Reviewing passages in which Epictetus had mentioned the “soul,” I was more perplexed than ever. For in those he distinctly recognised the “soul” as “better than the flesh,” or “better than the body,” and as using the body as its instrument. When, therefore, he spoke of God as saying to man, “Come!” he ought to have supposed God to be addressing the whole man, soul as well as body, or perhaps the soul alone, (using the body, or the flesh, as its instrument). But if God said to the human soul “Come!” how could He go on to say “Such part as was fire in you” and so on, just as though we knew, without proof, that the soul was composed of nothing but fire, earth, air and water? We knew no such thing. On the contrary, Epictetus continually assumed that we have within ourselves “mind” and “logos.” He also said that “The being of God” is “mind, knowledge, right logos.” Now he could hardly suppose that “mind” and “logos” were composed of fire, earth, air, and water. For my part, I did not feel that I knew anything certain about the distinctions between “mind,” “soul,” “logos” and “I.” But those who made distinctions appeared to me under an obligation to say what they meant by them.

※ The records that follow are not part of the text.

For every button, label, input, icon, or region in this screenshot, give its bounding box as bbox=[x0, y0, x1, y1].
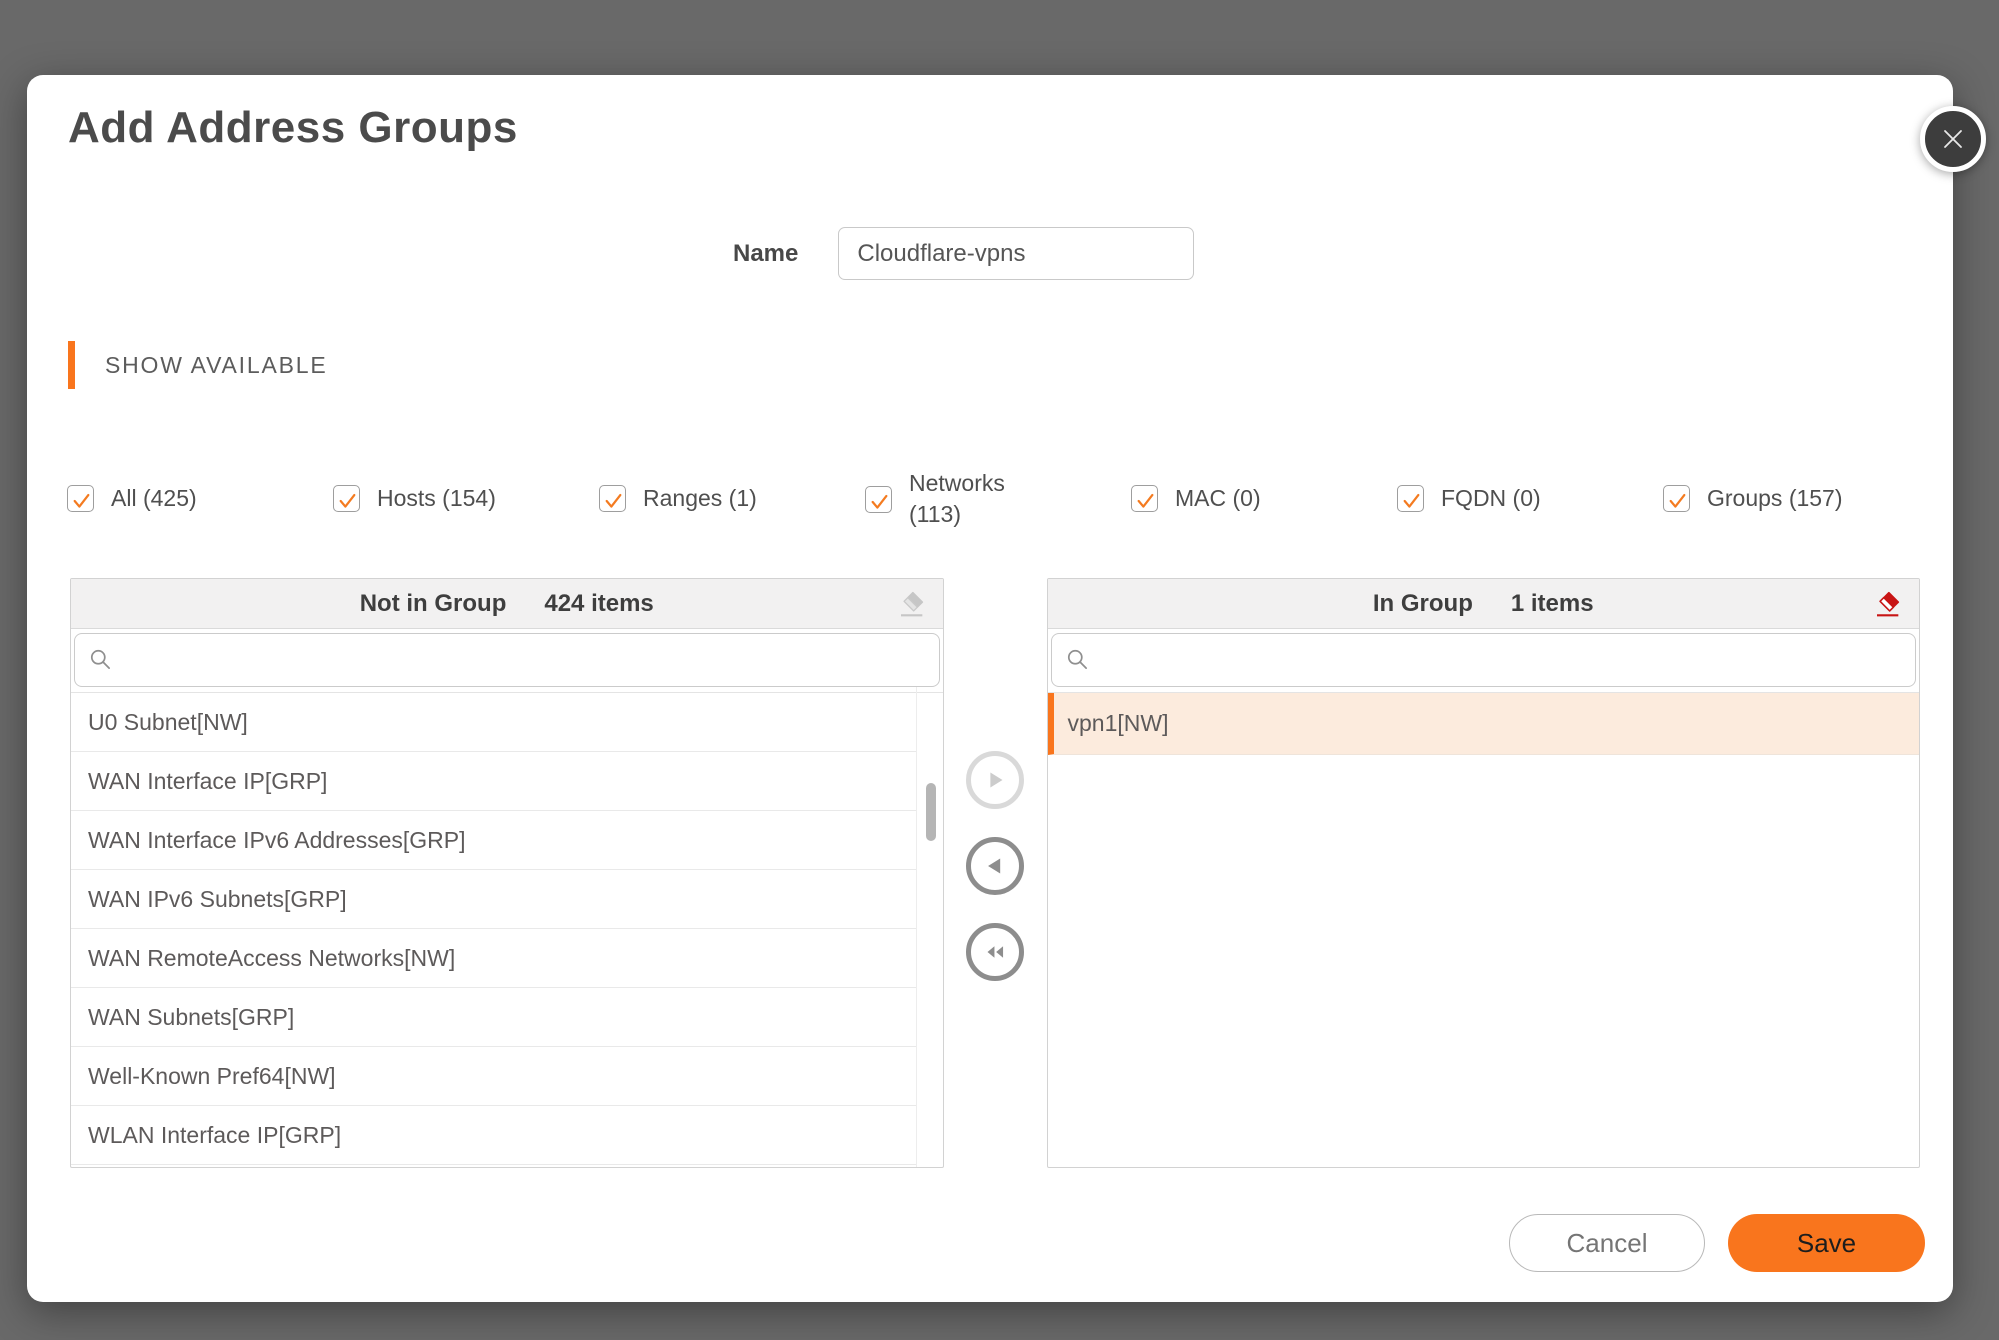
filter-label: FQDN (0) bbox=[1441, 483, 1541, 514]
panel-title: In Group bbox=[1373, 590, 1473, 618]
filter-fqdn[interactable]: FQDN (0) bbox=[1397, 483, 1663, 514]
scrollbar-thumb[interactable] bbox=[926, 783, 936, 841]
section-title: SHOW AVAILABLE bbox=[105, 352, 327, 379]
list-item[interactable]: WAN RemoteAccess Networks[NW] bbox=[71, 929, 917, 988]
list-item[interactable]: U0 Subnet[NW] bbox=[71, 693, 917, 752]
list-item[interactable]: WAN IPv6 Subnets[GRP] bbox=[71, 870, 917, 929]
close-button[interactable] bbox=[1920, 106, 1986, 172]
panel-title: Not in Group bbox=[360, 590, 507, 618]
filter-groups[interactable]: Groups (157) bbox=[1663, 483, 1929, 514]
name-label: Name bbox=[733, 240, 798, 268]
not-in-group-header: Not in Group 424 items bbox=[71, 579, 943, 629]
in-group-list-wrap: vpn1[NW] bbox=[1048, 687, 1920, 1167]
filter-label: MAC (0) bbox=[1175, 483, 1261, 514]
checkbox-icon[interactable] bbox=[599, 485, 626, 512]
filter-label: Ranges (1) bbox=[643, 483, 757, 514]
double-arrow-left-icon bbox=[980, 937, 1010, 967]
eraser-icon-red[interactable] bbox=[1871, 588, 1903, 620]
cancel-button[interactable]: Cancel bbox=[1509, 1214, 1705, 1272]
move-right-button[interactable] bbox=[966, 751, 1024, 809]
filter-label: Networks (113) bbox=[909, 468, 1005, 530]
arrow-left-icon bbox=[980, 851, 1010, 881]
arrow-right-icon bbox=[980, 765, 1010, 795]
not-in-group-search-input[interactable] bbox=[124, 647, 926, 674]
in-group-header: In Group 1 items bbox=[1048, 579, 1920, 629]
checkbox-icon[interactable] bbox=[865, 486, 892, 513]
list-item[interactable]: WAN Interface IPv6 Addresses[GRP] bbox=[71, 811, 917, 870]
filter-label: Groups (157) bbox=[1707, 483, 1843, 514]
list-item[interactable]: WAN Subnets[GRP] bbox=[71, 988, 917, 1047]
dialog-footer: Cancel Save bbox=[1509, 1214, 1925, 1272]
save-button[interactable]: Save bbox=[1728, 1214, 1925, 1272]
transfer-buttons bbox=[944, 578, 1047, 1168]
modal-backdrop: Add Address Groups Name SHOW AVAILABLE A… bbox=[0, 0, 1999, 1340]
name-input[interactable] bbox=[838, 227, 1194, 280]
checkbox-icon[interactable] bbox=[67, 485, 94, 512]
filter-hosts[interactable]: Hosts (154) bbox=[333, 483, 599, 514]
checkbox-icon[interactable] bbox=[333, 485, 360, 512]
dual-list-area: Not in Group 424 items bbox=[70, 578, 1920, 1168]
in-group-searchbox bbox=[1051, 633, 1917, 687]
scrollbar-track bbox=[916, 687, 917, 1167]
close-x-icon bbox=[1940, 126, 1966, 152]
not-in-group-list-wrap: U0 Subnet[NW]WAN Interface IP[GRP]WAN In… bbox=[71, 687, 943, 1167]
filter-networks[interactable]: Networks (113) bbox=[865, 468, 1131, 530]
checkbox-icon[interactable] bbox=[1131, 485, 1158, 512]
section-accent-bar bbox=[68, 341, 75, 389]
list-item[interactable]: Well-Known Pref64[NW] bbox=[71, 1047, 917, 1106]
not-in-group-searchbox bbox=[74, 633, 940, 687]
filter-label: All (425) bbox=[111, 483, 197, 514]
name-field-row: Name bbox=[733, 227, 1194, 280]
filter-row: All (425) Hosts (154) Ranges (1) Networks (… bbox=[67, 453, 1943, 545]
checkbox-icon[interactable] bbox=[1663, 485, 1690, 512]
list-item[interactable]: vpn1[NW] bbox=[1048, 693, 1920, 755]
show-available-section: SHOW AVAILABLE bbox=[68, 341, 327, 389]
filter-label: Hosts (154) bbox=[377, 483, 496, 514]
add-address-groups-dialog: Add Address Groups Name SHOW AVAILABLE A… bbox=[27, 75, 1953, 1302]
search-icon bbox=[1065, 647, 1091, 673]
list-item[interactable]: WAN Interface IP[GRP] bbox=[71, 752, 917, 811]
dialog-title: Add Address Groups bbox=[68, 103, 518, 153]
list-item[interactable]: WLAN Interface IP[GRP] bbox=[71, 1106, 917, 1165]
in-group-list: vpn1[NW] bbox=[1048, 693, 1920, 755]
panel-count: 1 items bbox=[1511, 590, 1594, 618]
checkbox-icon[interactable] bbox=[1397, 485, 1424, 512]
not-in-group-panel: Not in Group 424 items bbox=[70, 578, 944, 1168]
move-left-button[interactable] bbox=[966, 837, 1024, 895]
filter-mac[interactable]: MAC (0) bbox=[1131, 483, 1397, 514]
panel-count: 424 items bbox=[544, 590, 653, 618]
filter-all[interactable]: All (425) bbox=[67, 483, 333, 514]
move-all-left-button[interactable] bbox=[966, 923, 1024, 981]
in-group-panel: In Group 1 items bbox=[1047, 578, 1921, 1168]
in-group-search-input[interactable] bbox=[1101, 647, 1903, 674]
not-in-group-list: U0 Subnet[NW]WAN Interface IP[GRP]WAN In… bbox=[71, 693, 943, 1165]
filter-ranges[interactable]: Ranges (1) bbox=[599, 483, 865, 514]
search-icon bbox=[88, 647, 114, 673]
eraser-icon-disabled bbox=[895, 588, 927, 620]
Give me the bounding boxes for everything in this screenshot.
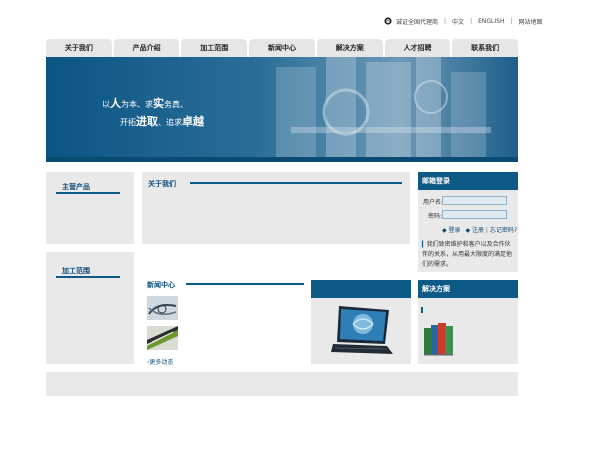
sitemap-link[interactable]: 网站地图 — [519, 17, 543, 26]
main-nav: 关于我们 产品介绍 加工范围 新闻中心 解决方案 人才招聘 联系我们 — [46, 39, 519, 58]
bullet-mark — [421, 307, 423, 313]
about-title: 关于我们 — [148, 180, 176, 188]
nav-products[interactable]: 产品介绍 — [113, 39, 180, 58]
password-input[interactable] — [442, 210, 507, 219]
hero-banner: 以人为本、求实务真、 开拓进取、追求卓越 — [46, 57, 518, 162]
news-thumbnail-1[interactable] — [147, 296, 178, 320]
divider: | — [510, 17, 513, 25]
nav-about[interactable]: 关于我们 — [46, 39, 112, 58]
news-thumbnail-2[interactable] — [147, 326, 178, 350]
nav-solutions[interactable]: 解决方案 — [316, 39, 383, 58]
username-input[interactable] — [442, 196, 507, 205]
divider: | — [470, 17, 473, 25]
products-panel: 主营产品 — [46, 172, 134, 244]
login-panel: 邮箱登录 用户名: 密码: ◆ 登录 ◆ 注册 | 忘记密码? ▎我们致密维护和… — [418, 172, 518, 272]
news-title: 新闻中心 — [147, 281, 175, 289]
title-underline — [186, 283, 304, 285]
title-underline — [56, 276, 120, 278]
english-link[interactable]: ENGLISH — [478, 18, 504, 25]
nav-contact[interactable]: 联系我们 — [452, 39, 519, 58]
phone-icon — [384, 17, 392, 25]
feature-header — [311, 280, 411, 298]
solutions-panel: 解决方案 — [418, 280, 518, 364]
binders-image — [424, 323, 453, 356]
solutions-title: 解决方案 — [418, 280, 518, 298]
about-panel: 关于我们 — [142, 172, 410, 244]
banner-slogan-2: 开拓进取、追求卓越 — [120, 115, 204, 128]
login-actions: ◆ 登录 ◆ 注册 | 忘记密码? — [442, 227, 518, 234]
login-note: ▎我们致密维护和客户以及合作伙伴的关系，从用最大限度的满足他们的需求。 — [422, 241, 513, 268]
title-underline — [190, 182, 402, 184]
forgot-password-link[interactable]: 忘记密码? — [490, 227, 517, 234]
footer — [46, 372, 518, 396]
top-bar: 诚证全国代理商 | 中文 | ENGLISH | 网站地图 — [384, 15, 543, 27]
feature-panel — [311, 280, 411, 364]
register-link[interactable]: ◆ 注册 — [465, 227, 484, 234]
more-news-link[interactable]: ›更多动态 — [147, 357, 173, 366]
title-underline — [56, 192, 120, 194]
laptop-image — [331, 306, 393, 354]
nav-jobs[interactable]: 人才招聘 — [384, 39, 451, 58]
divider: | — [444, 17, 447, 25]
range-title: 加工范围 — [62, 267, 90, 275]
news-panel: 新闻中心 ›更多动态 — [142, 278, 308, 366]
username-label: 用户名: — [423, 199, 444, 206]
cert-text: 诚证全国代理商 — [396, 18, 439, 26]
banner-slogan-1: 以人为本、求实务真、 — [102, 97, 188, 110]
nav-news[interactable]: 新闻中心 — [249, 39, 315, 58]
products-title: 主营产品 — [62, 183, 90, 191]
password-label: 密码: — [428, 213, 443, 220]
chinese-link[interactable]: 中文 — [452, 17, 464, 26]
range-panel: 加工范围 — [46, 252, 134, 364]
login-title: 邮箱登录 — [418, 172, 518, 190]
login-link[interactable]: ◆ 登录 — [442, 227, 461, 234]
nav-processing[interactable]: 加工范围 — [181, 39, 248, 58]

It appeared to me that our Master had been inconsistent. As a rule, he dealt with each of us as having a soul that was our real self, and a body that was the tool of the soul. “Tyrants,” he would say, “can hurt your body but they cannot hurt you.” Might not a pupil of his go on consistently to say, “Death can kill your body but it cannot kill you”? This, at all events, was what Socrates meant, when he said, “As for me, Meletus could not hurt me.… He might kill, or banish, or degrade,” for he certainly meant “kill” the body, not “kill” the soul.

Subsequently, when I came to read the Christian gospels, I found two of them making this distinction in the words, “Be not afraid of them that kill the body.” One of them added, “but cannot kill the soul,” the other added “but cannot do anything more.” Then I understood more clearly why Epictetus said nothing about what became of the soul after death. For these two Christian writers spoke of a possibility that the soul might be “destroyed in hell” or “cast into hell.” Now this was just what Epictetus did not himself believe, and wished to make others disbelieve. He preferred to give up the belief of Socrates that the good “go to the islands of the blessed” after death, rather than believe also that the bad go to a place of the accursed. Hence he dropped all thought of the essential part, or parts, of man, namely, the soul, mind, and logos, as soon as he came to speak of man’s death.

The consequence was that Epictetus confused us by an ambiguous use of “you.” As long as we were alive he said to us, “You must regard your body as a mere tool,” where by “you” he meant the incorporeal part of man. As soon as we were on the point of death, he said to us, “Do not be alarmed. You are going into the four elements,” where by “you” he apparently meant our corporeal part. I felt sure then (as I do now) that he did not intend to confuse us. He seemed to me to have been confused by his own intense desire to persuade himself that men must do good without hope of any reward at all except the consciousness of doing good in this present life. I had not at that time read the Christian gospels; but several passages in Paul’s epistles occurred to me as contrary to this doctrine of Epictetus, and I thought that our Master might have been biassed in part by Paul (as Scaurus had suggested)—only not, in this instance, imitating Paul, but contradicting him. So I took up the epistle to the Romans intending to read what Paul said there about Christ’s death and resurrection.